This discussion thread has 34 messages.

#1
Opening Note: When buying a home cinema projector, it is better to go for a true 16:9 widescreen projector rather than a 4:3. This is because a 4:3 screen has a lot of pixel wastage projecting black lines top and bottom. If you want an LCD home cinema, buy a Panasonic PTAE500. If you want a DLP one, get an Optoma H56 (or H76 if you can afford it).

Four Main things to look for:
1). The type of projector - LCD, DLP, CRT
2). The Lumens output (brightness) of lamp - 800-1000 is good for LCD, DLP at 1000 is good. Dont get it to high or colours will look poor, less than 1500 is really needed for good colour reproduction.
3). The Resolution. For optimal picture make sure to get XGA or WXGA. A cheaper method is VGA/SVGA, but if you can get XGA or higher you wont regret the moeny spent.
4). A very key point is contrast ration. 300:1 and less is poor meaning blacks look dark grey. 700:1 and higher is good giving darker blacks and whiter whites (contrast is difference between these two). 1000:1 + is excellent.


DLP Projection

DLP technology is based on an optical semiconductor called a DMD chip (Digital Micromirror Device), which was invented in 1987 by Texas Instruments (cant remember the guys name). The way it works is that a DMD chip is made up of millions of tiny tiny mirrors, that can rotate at a 10 degrees angle (12 degrees on better models). These mirrors are literally capable of switching on and off thousands of times per second and are used to direct light towards and away from a dedicated pixel space. The lenght of time a pixel is on/off determines the level of gray seen in the pixel. Completely on is lightest (white) and off is darkest (black), although neither are ever pure white or black. The current DMD chips can produce 1024 shades of grey. However, colour is still to be added.
DLP Projection: (note its an old image thus only 3 colour segments)



On a DMD chip, colour is added using a colour wheel. This is a wheel that spins round anything from 150x per second to 250x and more. Most of the cheaper models will be made up of a 4 segment colour wheel. This will be Red/Green/Blue and usually a clear segment. As light is passed through a point on the spinning colour wheel the mirrors switch in accordance to the light. 4 segment colour wheels can produce an effect that is known as rainbow. This is when the projector, in effect, struggles to change between all the colours quick enough, and along a line, the viewer may see a rainbow affect (See fig 1):



6 Segment colour wheels are not effected in this way as badly as 4 segment colour wheels. Note that most viewers will not notice any rainbow affects, but some may. 6 Segment Colour wheels tend to spin faster and are made up of 2 sets of Red/Green/Blue segments thus enabling faster changes between the colours. Some projectors like the Marantz system (Absolutely amazing projector) have 7 segment wheels with an extra dark green colour which can give even greater contrast rations (3000:1+). This is achieved with the Texas Instruments DMD HD2 chip, which is found in some more expensive projectors. A new feature due out in 2004 sometime is the xHD3 technology. It will take the single chip technology to even greater heights by adding a new rear coating to the mirrors and eliminating more of the latent brightness when in the off position. Another upcoming technology is called Sequential Color Recapture (SCR) where DLP systems will replace the traditional color wheel with essentially, a Spiral of "Archimedes" RGB color pattern. This new technology has been mathematically projected to rival the current quality of 3-modulator DLP Cinema systems.

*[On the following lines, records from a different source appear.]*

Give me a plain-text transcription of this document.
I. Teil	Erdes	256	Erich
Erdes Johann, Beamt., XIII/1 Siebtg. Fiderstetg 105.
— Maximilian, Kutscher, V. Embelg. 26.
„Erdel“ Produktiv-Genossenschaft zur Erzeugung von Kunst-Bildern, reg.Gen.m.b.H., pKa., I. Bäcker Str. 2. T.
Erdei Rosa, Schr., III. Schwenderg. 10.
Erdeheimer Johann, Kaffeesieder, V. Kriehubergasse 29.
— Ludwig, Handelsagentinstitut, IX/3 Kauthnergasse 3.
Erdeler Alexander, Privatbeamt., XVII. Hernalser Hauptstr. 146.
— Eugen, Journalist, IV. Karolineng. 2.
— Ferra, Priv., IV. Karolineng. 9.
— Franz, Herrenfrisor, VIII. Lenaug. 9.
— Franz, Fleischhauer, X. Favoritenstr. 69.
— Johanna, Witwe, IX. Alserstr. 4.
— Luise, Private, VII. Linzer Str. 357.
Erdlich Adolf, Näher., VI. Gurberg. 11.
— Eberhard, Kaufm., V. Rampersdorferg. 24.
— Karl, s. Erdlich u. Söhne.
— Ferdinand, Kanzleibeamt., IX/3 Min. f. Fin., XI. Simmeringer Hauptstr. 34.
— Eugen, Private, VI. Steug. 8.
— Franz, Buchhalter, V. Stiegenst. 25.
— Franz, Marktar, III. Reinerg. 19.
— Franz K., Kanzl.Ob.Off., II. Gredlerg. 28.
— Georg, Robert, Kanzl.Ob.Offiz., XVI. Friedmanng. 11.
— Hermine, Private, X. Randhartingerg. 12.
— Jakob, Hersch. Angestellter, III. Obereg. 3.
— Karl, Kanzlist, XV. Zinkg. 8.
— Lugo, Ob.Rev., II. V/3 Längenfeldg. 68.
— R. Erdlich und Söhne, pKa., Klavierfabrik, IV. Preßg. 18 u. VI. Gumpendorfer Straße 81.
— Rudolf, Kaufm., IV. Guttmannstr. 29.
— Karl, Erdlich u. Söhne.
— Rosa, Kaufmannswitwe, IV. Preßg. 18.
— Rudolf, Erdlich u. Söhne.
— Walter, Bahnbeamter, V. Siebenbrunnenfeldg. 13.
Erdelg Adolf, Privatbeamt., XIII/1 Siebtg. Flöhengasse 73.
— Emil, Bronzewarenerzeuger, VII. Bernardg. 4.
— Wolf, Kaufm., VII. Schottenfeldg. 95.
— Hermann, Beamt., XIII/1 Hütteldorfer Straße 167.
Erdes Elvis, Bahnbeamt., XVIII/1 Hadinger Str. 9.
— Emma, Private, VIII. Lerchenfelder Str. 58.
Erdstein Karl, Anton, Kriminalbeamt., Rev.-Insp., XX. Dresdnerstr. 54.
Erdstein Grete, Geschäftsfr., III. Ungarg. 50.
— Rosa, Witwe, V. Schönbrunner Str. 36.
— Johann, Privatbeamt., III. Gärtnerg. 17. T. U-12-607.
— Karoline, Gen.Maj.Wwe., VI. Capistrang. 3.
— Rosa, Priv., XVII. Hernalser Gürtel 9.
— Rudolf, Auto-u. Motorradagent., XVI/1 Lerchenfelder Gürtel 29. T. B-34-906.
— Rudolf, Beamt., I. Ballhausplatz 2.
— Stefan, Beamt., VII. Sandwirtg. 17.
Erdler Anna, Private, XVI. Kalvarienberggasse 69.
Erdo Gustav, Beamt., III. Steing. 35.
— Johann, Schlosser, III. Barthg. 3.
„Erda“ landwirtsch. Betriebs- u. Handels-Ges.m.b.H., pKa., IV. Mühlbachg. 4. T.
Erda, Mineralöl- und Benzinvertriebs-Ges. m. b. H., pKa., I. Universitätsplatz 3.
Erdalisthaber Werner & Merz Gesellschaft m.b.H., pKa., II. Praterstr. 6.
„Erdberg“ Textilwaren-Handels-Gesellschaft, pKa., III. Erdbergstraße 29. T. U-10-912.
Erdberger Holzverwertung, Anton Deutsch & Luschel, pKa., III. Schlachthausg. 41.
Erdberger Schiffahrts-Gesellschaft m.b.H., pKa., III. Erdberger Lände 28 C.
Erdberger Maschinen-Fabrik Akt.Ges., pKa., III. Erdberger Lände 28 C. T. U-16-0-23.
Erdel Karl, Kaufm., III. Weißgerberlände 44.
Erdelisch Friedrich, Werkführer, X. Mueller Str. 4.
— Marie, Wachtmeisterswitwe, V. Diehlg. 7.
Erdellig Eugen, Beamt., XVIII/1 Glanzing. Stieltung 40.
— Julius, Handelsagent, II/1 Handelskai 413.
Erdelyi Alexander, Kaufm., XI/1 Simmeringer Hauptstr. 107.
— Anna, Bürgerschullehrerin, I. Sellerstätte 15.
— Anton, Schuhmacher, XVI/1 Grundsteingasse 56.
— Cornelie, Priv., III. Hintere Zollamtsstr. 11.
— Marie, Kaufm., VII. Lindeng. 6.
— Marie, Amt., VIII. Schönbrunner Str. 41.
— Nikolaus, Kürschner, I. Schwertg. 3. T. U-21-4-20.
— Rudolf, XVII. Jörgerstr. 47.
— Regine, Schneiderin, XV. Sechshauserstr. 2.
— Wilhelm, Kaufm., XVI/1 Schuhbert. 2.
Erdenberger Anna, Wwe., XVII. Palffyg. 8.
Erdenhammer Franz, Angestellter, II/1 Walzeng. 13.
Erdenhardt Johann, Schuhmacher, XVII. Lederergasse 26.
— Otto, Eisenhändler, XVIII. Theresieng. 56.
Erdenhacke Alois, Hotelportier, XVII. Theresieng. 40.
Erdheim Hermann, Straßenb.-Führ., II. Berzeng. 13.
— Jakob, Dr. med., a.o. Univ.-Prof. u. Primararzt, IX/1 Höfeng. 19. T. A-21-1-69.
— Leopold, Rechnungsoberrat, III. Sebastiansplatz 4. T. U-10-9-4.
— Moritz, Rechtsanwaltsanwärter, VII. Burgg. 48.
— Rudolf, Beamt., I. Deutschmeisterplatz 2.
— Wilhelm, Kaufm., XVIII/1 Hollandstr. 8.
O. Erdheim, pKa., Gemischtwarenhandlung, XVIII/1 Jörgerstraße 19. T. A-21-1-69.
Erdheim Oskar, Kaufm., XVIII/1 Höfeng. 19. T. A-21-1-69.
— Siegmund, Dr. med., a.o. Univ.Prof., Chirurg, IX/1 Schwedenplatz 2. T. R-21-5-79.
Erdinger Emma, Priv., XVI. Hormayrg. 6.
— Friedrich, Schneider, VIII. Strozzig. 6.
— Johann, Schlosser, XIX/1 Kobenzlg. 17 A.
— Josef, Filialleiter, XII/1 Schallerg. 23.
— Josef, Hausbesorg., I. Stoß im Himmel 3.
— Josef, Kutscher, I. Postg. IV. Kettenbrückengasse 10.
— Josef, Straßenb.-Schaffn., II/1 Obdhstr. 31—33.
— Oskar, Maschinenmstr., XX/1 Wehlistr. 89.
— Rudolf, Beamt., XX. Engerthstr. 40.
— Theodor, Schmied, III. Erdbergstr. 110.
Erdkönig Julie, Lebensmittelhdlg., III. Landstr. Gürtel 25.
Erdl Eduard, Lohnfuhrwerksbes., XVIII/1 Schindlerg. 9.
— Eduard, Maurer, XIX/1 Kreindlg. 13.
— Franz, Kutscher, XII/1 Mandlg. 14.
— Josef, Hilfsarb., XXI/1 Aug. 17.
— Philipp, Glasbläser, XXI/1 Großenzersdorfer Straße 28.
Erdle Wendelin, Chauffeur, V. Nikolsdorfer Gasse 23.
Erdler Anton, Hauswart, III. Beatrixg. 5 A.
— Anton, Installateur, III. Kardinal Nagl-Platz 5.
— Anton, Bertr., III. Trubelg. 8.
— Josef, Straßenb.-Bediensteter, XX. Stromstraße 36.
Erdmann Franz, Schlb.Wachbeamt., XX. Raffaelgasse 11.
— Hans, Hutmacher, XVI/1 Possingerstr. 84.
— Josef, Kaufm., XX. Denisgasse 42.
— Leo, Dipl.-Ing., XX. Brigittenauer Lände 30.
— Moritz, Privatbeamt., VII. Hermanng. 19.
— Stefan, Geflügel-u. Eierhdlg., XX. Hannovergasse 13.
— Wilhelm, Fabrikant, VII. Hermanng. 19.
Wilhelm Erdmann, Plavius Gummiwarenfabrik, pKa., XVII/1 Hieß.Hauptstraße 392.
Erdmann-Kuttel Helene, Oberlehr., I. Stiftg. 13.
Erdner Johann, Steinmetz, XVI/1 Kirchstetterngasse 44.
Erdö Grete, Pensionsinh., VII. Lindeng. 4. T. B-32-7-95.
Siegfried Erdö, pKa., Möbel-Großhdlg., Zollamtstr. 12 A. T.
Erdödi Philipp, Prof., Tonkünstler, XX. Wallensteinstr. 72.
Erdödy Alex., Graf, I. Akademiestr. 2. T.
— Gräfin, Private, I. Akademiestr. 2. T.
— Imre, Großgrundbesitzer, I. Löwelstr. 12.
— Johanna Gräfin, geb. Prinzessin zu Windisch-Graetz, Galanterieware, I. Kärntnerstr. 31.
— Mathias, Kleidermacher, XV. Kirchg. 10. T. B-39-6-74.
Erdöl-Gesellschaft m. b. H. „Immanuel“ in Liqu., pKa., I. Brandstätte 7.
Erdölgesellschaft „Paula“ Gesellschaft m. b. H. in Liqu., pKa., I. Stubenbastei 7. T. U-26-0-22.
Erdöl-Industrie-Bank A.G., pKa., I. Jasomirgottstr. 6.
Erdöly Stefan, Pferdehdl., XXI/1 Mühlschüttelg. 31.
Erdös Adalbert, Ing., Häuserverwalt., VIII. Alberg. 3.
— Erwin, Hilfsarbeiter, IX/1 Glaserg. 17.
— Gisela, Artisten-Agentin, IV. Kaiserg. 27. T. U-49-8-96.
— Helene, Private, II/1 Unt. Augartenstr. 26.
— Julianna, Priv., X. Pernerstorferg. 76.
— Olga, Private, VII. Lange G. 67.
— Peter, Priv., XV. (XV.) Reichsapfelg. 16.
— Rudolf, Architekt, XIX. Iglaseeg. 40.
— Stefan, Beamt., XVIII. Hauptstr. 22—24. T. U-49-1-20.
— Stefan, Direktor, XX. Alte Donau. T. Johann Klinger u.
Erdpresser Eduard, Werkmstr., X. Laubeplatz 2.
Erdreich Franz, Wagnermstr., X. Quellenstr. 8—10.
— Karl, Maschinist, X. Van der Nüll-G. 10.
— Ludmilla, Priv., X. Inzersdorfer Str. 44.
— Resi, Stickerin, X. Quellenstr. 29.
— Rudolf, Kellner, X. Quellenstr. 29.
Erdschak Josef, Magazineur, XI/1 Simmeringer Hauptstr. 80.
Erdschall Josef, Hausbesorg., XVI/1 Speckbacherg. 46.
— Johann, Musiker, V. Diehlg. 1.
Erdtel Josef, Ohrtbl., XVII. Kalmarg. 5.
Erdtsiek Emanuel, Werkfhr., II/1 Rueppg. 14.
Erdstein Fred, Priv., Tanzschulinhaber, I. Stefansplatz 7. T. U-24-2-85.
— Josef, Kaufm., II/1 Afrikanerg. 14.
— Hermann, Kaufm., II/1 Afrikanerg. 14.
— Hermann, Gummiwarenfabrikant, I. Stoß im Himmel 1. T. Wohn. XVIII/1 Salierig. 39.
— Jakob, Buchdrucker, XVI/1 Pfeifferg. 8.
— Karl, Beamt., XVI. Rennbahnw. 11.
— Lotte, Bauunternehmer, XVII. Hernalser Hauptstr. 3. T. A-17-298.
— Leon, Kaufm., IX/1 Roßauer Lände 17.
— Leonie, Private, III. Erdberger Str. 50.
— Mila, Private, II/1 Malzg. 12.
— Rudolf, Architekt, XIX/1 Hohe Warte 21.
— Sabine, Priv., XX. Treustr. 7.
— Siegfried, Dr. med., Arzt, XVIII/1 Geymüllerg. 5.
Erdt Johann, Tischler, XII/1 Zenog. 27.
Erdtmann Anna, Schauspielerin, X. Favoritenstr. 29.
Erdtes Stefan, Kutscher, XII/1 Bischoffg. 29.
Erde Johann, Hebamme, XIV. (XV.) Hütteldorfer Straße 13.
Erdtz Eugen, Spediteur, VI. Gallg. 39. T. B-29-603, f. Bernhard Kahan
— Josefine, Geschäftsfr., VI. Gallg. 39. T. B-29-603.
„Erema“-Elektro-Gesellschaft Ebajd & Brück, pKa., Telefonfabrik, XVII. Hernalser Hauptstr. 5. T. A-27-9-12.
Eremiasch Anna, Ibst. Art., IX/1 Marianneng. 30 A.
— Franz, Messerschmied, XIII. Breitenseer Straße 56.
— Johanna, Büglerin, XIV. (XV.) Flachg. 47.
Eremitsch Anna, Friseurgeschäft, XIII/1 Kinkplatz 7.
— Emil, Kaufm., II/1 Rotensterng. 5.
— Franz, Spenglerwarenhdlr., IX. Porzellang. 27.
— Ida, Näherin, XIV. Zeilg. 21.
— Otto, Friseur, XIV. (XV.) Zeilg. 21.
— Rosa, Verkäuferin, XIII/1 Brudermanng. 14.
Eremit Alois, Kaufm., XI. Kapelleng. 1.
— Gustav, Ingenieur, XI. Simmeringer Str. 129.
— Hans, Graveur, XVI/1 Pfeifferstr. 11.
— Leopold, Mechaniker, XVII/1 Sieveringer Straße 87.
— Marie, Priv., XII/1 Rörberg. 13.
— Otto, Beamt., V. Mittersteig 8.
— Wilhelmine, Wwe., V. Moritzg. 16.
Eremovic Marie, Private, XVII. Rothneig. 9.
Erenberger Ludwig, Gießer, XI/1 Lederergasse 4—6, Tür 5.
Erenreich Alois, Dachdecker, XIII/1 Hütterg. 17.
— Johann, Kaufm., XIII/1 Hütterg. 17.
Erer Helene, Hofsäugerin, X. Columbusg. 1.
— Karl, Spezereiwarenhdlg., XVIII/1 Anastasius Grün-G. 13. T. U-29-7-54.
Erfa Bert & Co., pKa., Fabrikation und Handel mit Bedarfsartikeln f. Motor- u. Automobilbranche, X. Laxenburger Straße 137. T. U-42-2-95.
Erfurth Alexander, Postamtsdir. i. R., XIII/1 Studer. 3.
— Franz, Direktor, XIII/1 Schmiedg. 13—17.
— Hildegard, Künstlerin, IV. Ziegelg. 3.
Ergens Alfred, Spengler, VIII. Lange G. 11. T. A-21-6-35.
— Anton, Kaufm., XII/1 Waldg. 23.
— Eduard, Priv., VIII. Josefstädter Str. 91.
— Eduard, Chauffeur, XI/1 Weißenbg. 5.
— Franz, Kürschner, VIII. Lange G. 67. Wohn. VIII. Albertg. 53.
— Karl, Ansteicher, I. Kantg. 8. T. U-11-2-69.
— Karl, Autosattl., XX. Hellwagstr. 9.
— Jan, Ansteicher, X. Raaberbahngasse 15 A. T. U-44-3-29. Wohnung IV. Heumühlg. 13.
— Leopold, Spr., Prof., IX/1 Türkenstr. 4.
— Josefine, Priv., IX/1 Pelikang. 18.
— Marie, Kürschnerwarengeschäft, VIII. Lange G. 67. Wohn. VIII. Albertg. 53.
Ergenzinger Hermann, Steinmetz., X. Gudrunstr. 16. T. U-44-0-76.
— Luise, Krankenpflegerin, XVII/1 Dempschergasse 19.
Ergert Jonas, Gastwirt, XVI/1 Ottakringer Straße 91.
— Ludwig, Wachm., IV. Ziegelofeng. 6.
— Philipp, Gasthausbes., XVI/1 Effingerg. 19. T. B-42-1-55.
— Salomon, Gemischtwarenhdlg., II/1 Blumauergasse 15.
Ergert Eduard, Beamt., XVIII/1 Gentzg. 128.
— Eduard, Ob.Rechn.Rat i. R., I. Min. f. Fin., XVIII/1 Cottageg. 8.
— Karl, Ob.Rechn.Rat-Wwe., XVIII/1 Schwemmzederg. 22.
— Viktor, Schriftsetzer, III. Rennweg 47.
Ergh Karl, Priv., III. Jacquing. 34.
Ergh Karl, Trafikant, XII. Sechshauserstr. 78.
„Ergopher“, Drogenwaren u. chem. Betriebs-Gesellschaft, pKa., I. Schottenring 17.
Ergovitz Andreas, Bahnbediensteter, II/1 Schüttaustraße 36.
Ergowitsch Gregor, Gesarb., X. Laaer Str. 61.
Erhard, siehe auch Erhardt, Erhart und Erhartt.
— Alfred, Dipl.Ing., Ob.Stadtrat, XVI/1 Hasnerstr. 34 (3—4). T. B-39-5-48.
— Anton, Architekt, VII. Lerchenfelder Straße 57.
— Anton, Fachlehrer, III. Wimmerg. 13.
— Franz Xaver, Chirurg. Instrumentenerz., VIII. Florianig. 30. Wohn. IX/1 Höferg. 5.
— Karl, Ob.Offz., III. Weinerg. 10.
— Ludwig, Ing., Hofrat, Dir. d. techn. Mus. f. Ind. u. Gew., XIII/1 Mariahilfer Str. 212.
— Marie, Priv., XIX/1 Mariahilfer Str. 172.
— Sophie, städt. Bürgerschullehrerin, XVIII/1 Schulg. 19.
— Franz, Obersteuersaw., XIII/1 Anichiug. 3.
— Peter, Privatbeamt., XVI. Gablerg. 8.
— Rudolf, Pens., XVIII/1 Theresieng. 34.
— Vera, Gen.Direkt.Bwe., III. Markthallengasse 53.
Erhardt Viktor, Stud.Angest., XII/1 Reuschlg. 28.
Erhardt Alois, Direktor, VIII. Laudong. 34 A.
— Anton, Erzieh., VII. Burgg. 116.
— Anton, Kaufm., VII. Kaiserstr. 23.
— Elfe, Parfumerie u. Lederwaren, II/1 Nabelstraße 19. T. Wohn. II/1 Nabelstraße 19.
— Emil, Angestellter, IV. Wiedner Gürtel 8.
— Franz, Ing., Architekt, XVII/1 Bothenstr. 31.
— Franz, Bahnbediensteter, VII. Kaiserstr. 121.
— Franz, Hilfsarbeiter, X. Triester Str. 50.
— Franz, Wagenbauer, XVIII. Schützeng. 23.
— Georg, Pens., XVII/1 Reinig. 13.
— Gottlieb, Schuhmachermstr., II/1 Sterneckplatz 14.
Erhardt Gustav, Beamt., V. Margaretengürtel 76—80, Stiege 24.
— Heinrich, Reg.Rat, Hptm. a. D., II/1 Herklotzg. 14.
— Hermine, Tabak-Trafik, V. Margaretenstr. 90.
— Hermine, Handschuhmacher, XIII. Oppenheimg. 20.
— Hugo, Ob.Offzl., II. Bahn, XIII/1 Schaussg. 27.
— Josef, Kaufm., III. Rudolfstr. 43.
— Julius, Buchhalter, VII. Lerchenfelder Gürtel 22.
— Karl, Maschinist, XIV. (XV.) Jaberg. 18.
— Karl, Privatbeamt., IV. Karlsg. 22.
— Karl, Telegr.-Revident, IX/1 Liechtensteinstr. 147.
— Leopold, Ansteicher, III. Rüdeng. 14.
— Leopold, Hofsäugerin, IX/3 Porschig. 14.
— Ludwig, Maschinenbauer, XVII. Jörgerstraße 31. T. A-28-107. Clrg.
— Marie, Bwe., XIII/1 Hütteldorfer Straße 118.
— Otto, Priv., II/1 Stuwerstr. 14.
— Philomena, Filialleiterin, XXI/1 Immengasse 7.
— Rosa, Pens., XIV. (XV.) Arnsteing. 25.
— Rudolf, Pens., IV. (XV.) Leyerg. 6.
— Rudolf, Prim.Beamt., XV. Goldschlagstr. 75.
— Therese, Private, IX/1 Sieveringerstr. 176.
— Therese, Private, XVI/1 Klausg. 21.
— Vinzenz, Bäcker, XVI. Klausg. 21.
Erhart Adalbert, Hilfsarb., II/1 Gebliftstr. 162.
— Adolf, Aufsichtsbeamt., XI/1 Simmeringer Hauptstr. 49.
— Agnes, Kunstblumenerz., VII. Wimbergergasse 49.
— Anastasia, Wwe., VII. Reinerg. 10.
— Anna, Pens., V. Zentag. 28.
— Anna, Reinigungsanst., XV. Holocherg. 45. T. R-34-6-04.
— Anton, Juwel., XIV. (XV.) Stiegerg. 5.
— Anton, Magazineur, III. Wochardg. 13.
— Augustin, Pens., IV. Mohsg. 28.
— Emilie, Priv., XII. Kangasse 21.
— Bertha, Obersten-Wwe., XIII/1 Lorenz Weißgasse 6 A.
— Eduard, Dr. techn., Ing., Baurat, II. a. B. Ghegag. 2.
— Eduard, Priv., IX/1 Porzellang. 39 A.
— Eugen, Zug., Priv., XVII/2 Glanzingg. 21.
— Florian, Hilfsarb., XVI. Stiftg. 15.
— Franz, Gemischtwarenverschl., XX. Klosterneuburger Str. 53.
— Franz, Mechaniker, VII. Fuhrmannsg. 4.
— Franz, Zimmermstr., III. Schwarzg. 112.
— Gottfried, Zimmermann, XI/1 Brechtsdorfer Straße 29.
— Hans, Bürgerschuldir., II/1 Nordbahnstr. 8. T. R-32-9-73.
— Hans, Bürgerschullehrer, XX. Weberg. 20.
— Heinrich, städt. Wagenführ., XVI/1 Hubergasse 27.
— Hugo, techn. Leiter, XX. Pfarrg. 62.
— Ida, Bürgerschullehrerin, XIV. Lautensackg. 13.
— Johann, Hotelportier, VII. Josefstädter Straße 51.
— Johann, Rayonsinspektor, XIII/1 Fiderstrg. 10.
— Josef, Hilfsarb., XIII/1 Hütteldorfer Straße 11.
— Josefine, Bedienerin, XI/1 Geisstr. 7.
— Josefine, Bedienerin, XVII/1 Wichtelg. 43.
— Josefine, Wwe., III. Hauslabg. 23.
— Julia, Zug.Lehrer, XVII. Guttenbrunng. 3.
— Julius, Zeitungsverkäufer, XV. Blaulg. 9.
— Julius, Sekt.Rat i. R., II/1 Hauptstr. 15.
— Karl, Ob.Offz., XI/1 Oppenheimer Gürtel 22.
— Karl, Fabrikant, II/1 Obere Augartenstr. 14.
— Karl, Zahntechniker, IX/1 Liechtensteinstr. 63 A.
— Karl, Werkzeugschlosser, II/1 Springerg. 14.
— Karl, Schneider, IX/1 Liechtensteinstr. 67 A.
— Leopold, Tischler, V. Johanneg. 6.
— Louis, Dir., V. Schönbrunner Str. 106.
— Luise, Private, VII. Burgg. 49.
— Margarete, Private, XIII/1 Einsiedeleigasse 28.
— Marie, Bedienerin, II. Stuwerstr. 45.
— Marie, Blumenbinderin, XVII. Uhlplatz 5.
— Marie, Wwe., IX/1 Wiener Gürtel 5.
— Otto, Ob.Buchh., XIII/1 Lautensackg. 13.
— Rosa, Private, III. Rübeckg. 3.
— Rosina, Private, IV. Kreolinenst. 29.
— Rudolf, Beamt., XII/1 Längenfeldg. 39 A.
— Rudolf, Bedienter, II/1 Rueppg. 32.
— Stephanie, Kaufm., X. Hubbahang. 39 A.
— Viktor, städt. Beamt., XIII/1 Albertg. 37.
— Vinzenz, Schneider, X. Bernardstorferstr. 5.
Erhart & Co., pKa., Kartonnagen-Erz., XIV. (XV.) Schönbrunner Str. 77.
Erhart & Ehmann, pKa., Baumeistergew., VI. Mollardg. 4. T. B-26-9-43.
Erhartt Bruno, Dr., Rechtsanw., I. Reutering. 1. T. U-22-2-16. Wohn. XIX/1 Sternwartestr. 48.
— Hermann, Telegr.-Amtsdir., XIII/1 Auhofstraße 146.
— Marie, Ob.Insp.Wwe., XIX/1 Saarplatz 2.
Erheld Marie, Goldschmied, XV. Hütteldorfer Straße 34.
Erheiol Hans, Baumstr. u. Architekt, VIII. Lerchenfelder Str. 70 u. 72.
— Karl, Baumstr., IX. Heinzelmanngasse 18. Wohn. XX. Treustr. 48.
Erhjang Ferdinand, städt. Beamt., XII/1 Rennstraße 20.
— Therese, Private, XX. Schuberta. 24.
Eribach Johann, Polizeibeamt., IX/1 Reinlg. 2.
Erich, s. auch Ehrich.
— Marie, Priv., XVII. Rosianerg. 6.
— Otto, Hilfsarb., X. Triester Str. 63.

DLP is the future of Home Cinema Quality projection. However, due to the high cost of manufacturing the chips, LCD and CRt are more viable options on the cost front. The potential drawback of this single-chip DLP technology is that in any given instant, the picture on the screen is not the total image, but is instead rapidly alternating between images consisting of the individual red, green, and blue colors. Thus the eye and the brain play the last critical role in making single chip DLP projectors work, by combining or averaging or integrating the picture, so that the viewer perceives the desired image and not the rapidly flashing momentary components of the image.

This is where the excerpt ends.